IX

59 7 0
                                    

El lunes por la mañana, el cielo está cubierto por nubes grises, se crea un color crepuscular en las calles de la ciudad. Steve camina sin prisa hacia la librería, con los dedos entumecidos en los bolsillos de su saco remendado. Sus guantes no habían secado, y ahora le duelen el solo sacar la llave para abrir la puerta principal de la tienda. Sin embargo, ese no es el motivo del porque se queda congelado al entrar.

El señor Crisol está ahí, en la caja registradora, concentrado en los papeles y cuentas. Ese hombre siempre aparecía cerca al medio día, incluso antes de reabrir el negocio. Ni cuando sacaba las cuentas a fin de mes, y aún faltaba un par de días para terminar enero.

—Señor, buenos días.

El hombre levanta la mirada y asiente, para luego volver a su tarea.

Caída de las ganancias, pérdidas, algún desajuste en la caja; eso último era imposible, Steve revisaba dos veces la caja antes de cerrar todos los días. Además, ha habido buenas ventas en las últimas semanas.

Está por formular una pregunta cuando el dueño interrumpe con un tono indiferente:

—Vendí la librería, los nuevos dueños llegará mañana.

—¿Dueños?

—Vienen desde Inglaterra, tenemos que dejar todo presentable para ellos.

Steve ahora sabe que debe preguntar: ¿estoy despedido? No obstante, la respuesta no va llegar del anciano frente a él. Por lo tanto, solo asiente y empieza con la limpieza, mientras otra pregunta, una más acusadora, le hace apretar los dientes: ¿Por qué?

Como es evidente, no abren ese día. Por la tarde, cuando el señor Crisol y él están cenando la sopa preparada por la señora de un puesto vecino, el anciano vuelve a romper el silencio.

—Alguna vez pensé en dejar la librería a mis hijos, pero ellos no están interesados. Nunca lo estuvieron. Venderlo era inevitable, aunque me he adelantado un poco, pensaba tenerlo hasta mi jubilación.

Steve desconocía la edad del hombre, pero había calculado unos sesenta años.

—Pero no siempre las cosas resultan como uno quiere —agrega el anciano, dando otra cucharada a su sopa.

Steve mira su plato, las zanahorias flotan en él. Las detesta desde siempre.
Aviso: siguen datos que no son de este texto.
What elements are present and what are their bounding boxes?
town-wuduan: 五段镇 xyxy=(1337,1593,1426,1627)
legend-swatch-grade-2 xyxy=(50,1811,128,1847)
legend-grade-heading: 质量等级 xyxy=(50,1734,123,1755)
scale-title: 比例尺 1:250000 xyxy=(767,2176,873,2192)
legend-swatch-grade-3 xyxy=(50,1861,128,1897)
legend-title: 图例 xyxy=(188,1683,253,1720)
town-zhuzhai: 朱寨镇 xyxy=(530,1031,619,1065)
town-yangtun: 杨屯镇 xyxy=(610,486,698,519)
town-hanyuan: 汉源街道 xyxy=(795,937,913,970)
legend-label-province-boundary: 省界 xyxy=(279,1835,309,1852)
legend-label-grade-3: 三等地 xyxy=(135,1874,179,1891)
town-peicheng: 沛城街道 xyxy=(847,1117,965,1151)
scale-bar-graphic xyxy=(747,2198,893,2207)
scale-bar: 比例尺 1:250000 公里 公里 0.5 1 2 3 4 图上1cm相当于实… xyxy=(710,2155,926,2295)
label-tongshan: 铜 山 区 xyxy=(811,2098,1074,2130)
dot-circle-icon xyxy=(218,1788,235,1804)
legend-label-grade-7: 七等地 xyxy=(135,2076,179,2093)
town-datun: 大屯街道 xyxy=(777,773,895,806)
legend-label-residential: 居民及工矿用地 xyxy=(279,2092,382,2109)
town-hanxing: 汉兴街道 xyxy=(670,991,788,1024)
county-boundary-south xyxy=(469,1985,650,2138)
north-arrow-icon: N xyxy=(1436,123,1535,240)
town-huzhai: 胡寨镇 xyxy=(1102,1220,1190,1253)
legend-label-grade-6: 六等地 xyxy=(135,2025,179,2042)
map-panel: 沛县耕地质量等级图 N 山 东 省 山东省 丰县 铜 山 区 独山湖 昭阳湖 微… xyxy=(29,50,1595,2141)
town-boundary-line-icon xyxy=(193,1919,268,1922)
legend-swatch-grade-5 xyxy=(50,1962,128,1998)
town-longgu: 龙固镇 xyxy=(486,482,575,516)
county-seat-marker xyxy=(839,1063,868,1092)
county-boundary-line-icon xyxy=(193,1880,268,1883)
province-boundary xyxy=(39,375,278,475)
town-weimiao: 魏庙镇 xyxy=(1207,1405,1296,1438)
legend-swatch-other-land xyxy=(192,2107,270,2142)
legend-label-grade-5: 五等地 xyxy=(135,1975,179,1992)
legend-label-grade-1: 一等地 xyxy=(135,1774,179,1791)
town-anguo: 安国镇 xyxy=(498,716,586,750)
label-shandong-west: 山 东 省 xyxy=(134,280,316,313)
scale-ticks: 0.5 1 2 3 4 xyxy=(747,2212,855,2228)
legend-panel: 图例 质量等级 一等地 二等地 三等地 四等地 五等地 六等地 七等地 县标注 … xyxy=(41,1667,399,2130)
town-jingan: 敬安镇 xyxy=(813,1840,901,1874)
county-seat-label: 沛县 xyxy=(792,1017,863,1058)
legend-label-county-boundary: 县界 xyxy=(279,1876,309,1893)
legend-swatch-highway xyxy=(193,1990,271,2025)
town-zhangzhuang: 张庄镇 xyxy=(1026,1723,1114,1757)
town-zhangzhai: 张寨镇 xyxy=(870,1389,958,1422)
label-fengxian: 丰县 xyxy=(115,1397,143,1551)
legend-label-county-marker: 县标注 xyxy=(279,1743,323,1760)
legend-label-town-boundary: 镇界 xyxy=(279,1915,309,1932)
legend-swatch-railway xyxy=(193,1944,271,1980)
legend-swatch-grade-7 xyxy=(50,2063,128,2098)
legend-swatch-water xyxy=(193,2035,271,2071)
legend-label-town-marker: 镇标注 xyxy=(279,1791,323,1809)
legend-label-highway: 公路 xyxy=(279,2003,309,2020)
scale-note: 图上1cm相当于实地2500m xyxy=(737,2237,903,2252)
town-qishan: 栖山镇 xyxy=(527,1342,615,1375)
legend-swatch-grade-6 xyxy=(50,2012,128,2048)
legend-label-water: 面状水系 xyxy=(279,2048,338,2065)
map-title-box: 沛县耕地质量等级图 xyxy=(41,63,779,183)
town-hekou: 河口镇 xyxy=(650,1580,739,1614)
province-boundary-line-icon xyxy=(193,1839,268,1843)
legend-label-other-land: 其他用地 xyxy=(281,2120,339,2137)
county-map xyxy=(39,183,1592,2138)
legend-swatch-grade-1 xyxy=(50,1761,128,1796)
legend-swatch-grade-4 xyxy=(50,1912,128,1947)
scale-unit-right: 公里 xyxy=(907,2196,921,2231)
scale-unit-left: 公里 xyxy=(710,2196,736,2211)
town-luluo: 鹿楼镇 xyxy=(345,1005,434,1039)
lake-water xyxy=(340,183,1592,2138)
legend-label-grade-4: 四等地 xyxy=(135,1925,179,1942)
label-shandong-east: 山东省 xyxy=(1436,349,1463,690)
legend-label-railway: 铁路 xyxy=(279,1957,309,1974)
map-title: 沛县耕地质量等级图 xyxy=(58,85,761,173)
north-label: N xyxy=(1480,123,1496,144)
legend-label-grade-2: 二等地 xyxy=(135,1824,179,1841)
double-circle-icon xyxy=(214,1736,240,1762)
—Entonces, ¿por qué, señor?

El anciano vuelve a tomar otra cucharada, resopla y mira alrededor. La habitación en que están se ubica en la parte trasera de la tienda, un poco más de cinco metros cuadrado y la mesa donde comen está en el medio, rodeada de libros y cajas.

—Mi hija menor perdió a su esposo la semana pasada, tiene dos hijos aun pequeños.

Steve dirige su mirada hacia el anciano. Era la primera vez que escuchaba de él hablar sobre su familia, alguna vez había visto a personas y niños visitarlo durante las fiestas, pero eso había sido todo. Ahora, de golpe, se mencionaba de una pérdida.

—Lo lamento —murmura con sinceridad. En parte por la muerte de un desconocido y por como aquella muerte ha movido las piezas en las vidas de quienes se quedaron—. Sus nietos lo apreciarán mucho, señor, si mi madre hubiera tenido ayuda de algún familiar después de la muerte de mi padre, estaría demasiado agradecido con esa persona.

El hombre lo mira y asiente despacio. Vuelve a tomar otra cucharada de la sopa, y después de tragar añade:

—Espero que el nuevo dueño cuide bien este lugar.

—¿Es algún amigo suyo?

El hombre niega.

—Eran uno de mis proveedores de libros en Europa. Un día él menciono que quizá podía venir a América para montar un negocio. No volvimos hablar del tema hasta hace una semana, cuando le ofrecí la librería.